Detectar un dolor de mercado, diseñar un producto o servicio innovador que brinde una solución, desarrollar un prototipo,  hacer las primeras pruebas con clientes, escuchar sus opiniones y hacer los ajustes necesarios. Volver al mercado todas las veces que sea necesario hasta lograr la propuesta perfecta.

Este es, en pocas palabras, el concepto de Lean Startup, que permite a los nuevos negocios arrancar con una propuesta básica, que pueden ir adaptando de acuerdo a la retroalimentación de sus clientes. En el caso de PayPal, por ejemplo, sus fundadores sintieron que ya habían llegado a la plataforma perfecta con la prueba número diez. ¿Cuántas horas de trabajo hubo en el medio? Muchísimas.

Uno de los retos de esta estrategia es que a veces no sabemos cuándo parar. Es decir, cuándo tomar la decisión de abandonar una idea de negocios porque está claro que, por más mejoras que hagamos a un modelo, simplemente no va a funcionar. O no va a tener el potencial de crecer a un nivel suficiente como para ganar una porción interesante del mercado.

Según los expertos, hay cuatro formas de saberlo. Y que incluso aplican para modelos de negocios más tradicionales, como un restaurante, una estética o una papelería. Y son las siguientes.

1. Confirma la demanda real de los clientes

Eso no significa solo “interés”, sino la certeza de que un mercado potencial de un tamaño interesante está dispuesto a comprar tu producto o sevicio, y al precio correcto (es decir, el que estableciste en un modelo de negocios rentable). Y que además, lo va a hacer con la frecuencia necesaria como para que puedas posicionarte en tu segmento y potenciar el crecimiento.
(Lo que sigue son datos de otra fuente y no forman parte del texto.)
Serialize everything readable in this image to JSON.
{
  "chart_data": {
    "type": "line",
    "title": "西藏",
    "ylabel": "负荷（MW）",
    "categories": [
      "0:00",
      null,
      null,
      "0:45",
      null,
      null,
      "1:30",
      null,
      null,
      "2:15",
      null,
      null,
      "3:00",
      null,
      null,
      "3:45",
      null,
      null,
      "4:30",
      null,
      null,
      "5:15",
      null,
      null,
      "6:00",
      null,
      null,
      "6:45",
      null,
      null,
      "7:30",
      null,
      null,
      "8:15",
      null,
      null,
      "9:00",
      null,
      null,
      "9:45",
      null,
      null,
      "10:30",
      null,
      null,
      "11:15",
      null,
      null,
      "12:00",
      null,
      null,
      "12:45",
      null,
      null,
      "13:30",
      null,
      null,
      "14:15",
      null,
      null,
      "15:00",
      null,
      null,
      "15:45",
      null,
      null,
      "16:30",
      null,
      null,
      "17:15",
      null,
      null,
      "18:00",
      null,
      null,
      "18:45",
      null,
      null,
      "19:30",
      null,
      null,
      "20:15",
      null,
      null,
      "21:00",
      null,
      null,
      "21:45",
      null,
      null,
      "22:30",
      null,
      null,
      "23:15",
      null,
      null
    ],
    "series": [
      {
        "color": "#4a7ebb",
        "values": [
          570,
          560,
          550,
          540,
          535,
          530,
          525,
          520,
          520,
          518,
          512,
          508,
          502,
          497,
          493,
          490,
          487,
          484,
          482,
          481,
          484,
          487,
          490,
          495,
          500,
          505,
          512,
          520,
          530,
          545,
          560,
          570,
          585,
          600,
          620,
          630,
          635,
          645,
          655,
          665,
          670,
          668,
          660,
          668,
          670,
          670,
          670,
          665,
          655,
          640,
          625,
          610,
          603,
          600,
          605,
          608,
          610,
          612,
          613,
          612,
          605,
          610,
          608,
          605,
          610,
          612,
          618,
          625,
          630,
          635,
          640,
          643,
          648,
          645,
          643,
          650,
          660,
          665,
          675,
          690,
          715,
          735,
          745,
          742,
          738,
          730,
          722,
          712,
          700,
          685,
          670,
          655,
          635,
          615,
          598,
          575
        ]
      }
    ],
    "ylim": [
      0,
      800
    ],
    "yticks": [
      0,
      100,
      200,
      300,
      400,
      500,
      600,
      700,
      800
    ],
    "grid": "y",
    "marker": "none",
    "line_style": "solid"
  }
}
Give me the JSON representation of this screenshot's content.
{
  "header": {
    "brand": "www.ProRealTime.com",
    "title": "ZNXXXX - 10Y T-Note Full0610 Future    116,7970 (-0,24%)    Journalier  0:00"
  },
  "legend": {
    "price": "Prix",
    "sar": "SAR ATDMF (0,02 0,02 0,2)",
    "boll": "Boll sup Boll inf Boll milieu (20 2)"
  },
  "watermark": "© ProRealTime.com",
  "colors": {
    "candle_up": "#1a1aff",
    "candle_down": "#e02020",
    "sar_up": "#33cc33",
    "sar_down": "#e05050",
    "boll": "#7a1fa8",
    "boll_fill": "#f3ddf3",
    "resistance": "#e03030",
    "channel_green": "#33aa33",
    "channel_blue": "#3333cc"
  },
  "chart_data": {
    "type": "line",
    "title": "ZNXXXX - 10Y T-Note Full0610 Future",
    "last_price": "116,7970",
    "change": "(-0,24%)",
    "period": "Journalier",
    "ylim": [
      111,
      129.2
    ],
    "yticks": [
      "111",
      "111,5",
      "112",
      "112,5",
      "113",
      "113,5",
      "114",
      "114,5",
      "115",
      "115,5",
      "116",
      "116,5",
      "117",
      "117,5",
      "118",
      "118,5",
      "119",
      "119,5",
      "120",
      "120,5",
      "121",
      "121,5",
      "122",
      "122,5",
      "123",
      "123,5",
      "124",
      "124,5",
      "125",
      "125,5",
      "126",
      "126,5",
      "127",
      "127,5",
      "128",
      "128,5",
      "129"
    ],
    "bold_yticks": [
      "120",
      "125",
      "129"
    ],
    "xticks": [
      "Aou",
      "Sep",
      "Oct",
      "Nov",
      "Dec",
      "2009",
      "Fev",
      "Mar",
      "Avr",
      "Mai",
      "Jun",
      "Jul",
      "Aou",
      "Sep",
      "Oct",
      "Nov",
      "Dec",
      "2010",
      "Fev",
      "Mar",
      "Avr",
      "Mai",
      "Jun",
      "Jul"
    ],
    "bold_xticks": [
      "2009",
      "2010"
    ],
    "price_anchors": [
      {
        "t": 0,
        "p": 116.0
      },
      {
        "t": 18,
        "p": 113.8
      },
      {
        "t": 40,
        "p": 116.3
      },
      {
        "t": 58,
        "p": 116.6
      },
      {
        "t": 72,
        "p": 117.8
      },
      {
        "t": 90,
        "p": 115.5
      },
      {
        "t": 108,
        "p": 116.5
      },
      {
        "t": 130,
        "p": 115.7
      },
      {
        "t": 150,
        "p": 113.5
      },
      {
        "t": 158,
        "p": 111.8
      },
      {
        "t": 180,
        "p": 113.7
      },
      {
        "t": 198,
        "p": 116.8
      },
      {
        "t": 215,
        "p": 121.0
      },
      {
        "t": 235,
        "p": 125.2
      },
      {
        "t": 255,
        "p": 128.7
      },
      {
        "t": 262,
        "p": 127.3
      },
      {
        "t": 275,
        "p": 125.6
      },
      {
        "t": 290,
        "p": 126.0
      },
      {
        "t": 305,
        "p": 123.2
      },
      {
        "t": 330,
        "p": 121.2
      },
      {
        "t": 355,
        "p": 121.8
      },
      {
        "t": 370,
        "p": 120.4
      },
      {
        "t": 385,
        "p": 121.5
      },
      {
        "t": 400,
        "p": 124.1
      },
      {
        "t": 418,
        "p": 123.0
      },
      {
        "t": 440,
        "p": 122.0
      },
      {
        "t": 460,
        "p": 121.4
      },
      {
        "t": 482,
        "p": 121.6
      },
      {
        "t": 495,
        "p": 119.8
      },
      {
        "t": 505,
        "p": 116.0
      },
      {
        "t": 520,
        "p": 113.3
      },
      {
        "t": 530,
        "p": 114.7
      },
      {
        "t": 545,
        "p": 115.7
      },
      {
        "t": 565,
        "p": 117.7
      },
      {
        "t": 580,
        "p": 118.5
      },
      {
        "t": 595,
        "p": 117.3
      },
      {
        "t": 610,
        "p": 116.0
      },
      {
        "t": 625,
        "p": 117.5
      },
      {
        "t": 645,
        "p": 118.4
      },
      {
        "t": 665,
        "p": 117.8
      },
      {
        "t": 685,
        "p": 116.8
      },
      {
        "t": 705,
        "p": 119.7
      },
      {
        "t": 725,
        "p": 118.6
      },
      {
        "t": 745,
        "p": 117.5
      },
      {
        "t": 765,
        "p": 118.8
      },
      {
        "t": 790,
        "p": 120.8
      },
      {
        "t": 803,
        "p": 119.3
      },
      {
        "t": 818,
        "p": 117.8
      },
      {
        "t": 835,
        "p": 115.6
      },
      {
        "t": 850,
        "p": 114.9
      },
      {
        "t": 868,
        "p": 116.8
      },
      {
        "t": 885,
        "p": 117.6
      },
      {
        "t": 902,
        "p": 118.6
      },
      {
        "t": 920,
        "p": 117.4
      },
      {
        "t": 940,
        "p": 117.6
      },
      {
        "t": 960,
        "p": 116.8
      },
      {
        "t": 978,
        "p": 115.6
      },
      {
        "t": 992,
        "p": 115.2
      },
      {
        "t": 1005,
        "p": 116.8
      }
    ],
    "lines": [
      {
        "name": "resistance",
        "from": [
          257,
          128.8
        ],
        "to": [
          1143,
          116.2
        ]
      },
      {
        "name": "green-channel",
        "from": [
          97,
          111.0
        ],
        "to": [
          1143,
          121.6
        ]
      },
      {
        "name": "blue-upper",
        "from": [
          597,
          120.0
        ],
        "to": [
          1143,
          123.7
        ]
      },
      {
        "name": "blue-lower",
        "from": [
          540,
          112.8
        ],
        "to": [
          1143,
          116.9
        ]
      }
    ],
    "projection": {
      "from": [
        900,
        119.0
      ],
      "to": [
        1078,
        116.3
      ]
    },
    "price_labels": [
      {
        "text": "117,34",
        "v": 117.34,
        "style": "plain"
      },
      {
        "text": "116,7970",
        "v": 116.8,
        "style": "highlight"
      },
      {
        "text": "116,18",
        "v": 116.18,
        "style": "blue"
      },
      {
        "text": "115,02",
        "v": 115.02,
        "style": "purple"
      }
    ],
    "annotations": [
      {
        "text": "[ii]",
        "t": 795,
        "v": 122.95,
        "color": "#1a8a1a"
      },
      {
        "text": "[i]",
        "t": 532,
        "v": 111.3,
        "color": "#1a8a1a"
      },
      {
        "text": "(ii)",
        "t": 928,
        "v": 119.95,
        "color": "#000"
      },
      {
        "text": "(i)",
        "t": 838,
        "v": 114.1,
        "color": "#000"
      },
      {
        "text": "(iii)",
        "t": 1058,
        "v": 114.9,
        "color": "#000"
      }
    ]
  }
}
Si han pasado meses desde el lanzamiento de tu empresa y no tienes ninguna evidencia concreta sobre esto, aquí hay una importante señal de alarma.

2. Mide la fuerza de la competencia

Uno de los errores más comunes entre los emprendedores novatos es minimizar la fuerza de las otras empresas que están operando en su mismo mercado. Y que de repente no solo tienen una base regular de clientes y más experiencia, sino “poder de fuego” para lanzar promociones y ofertas que intimiden a nuevos jugadores. Si tu problema es que no logras captar la atención de tus consumidores potenciales, quizá tengas que analizar a quién le están comprando y por qué, y si tú tienes la capacidad de mejorar esa oferta.

3. Busca la opinión de empresario del mismo sector

Los emprendedores solemos enamorarnos tanto de nuestras ideas que nos resulta difícil aceptar que tienen problemas o que, directamente, son inviables. Por eso es tan importante que, si estás teniendo más dificultades de las esperadas, te apoyes en la visión objetiva y racional de alguien que conozca bien tu mercado, y que pueda darte una opinión sincera sobre si deberías seguir o no adelante. Si no tienes un contacto directo con un empresario de este nivel, acércate a un evento de una cámara empresarial o de una revista de negocios, o al menos busca artículos en Internet que puedan darte algunas pistas iniciales.

4. Revisa cuál es la inversión necesaria para escalar el negocio

Gracias a Internet y la globalización de los mercados, el nivel de competencia se ha incrementado en casi todos los mercados. Y eso significa que, si queremos ganar una posición importante, ya no podemos crecer en forma lenta. Eso no solo significa retos en términos de la operación, sino también de la inversión necesaria en áreas como marketing o producción. Analiza qué están haciendo tus competidores, si sus negocios ya son rentables o, por el contrario, están “quemando efectivo” para formar una base de consumidores, revisa tu plan de negocios y analiza con frialdad si tus espaldas financieras son los suficientemente fuertes para dar pelea.